In essence, Beanstalk allowed people to deposit tens of millions of dollars in virtual currency into a software system, which generated interest and helped maintain the value of a stablecoin called a bean.

The project didn’t operate as a traditional start-up. Like many crypto founders, Mr. Weintraub and his collaborators — Brendan Sanderson, 25, and Michael Montoya, 24 — kept their identities secret, calling themselves Publius, an homage to the authors of the Federalist Papers. When the software was released in August 2021, users who deposited their crypto got votes in an investor collective called a decentralized autonomous organization, or DAO, which had to agree to make changes to the software.

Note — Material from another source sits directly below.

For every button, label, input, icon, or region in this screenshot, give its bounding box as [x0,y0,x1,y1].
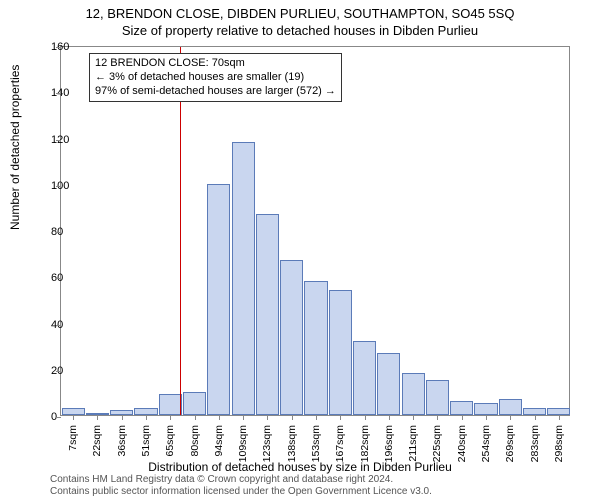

Beanstalk’s collective governance was ultimately its undoing. In April, a hacker borrowed $1 billion of cryptocurrency from another DeFi project, Aave. The transaction was a so-called flash loan — a lightning-fast process in which a crypto user borrows funds without posting any collateral, makes a trade and then immediately pays back the loan, keeping any profits generated from the series of near-simultaneous exchanges.

The code that Mr. Weintraub and his partners had designed did not have a mechanism to stop someone from using a flash loan to take over the platform. So the hacker used the $1 billion to claim a huge stake in the Beanstalk DAO, taking total control of the software’s governance. Then the hacker transferred everyone’s funds — a total of nearly $200 million — out of the Beanstalk system.

Panic ensued. “I lost $1 million today,” one Beanstalk user declared on YouTube. “It happened through beans.”

Some users suspected that Mr. Weintraub and the other founders were behind the attack — a classic “rug pull” in which a team of developers flees with investors’ funds.

“The pitchforks were out,” Mr. Weintraub said. “It felt like death.”

Ultimately, he and the other founders decided to continue the project. They reported the theft to the F.B.I. and held calls with Beanstalk enthusiasts to find a path forward. In an April post on the chat forum Discord, they also revealed their identities for the first time. It was a risky move: Even though the project wasn’t a traditional business, they could be vulnerable to lawsuits from users or regulatory scrutiny.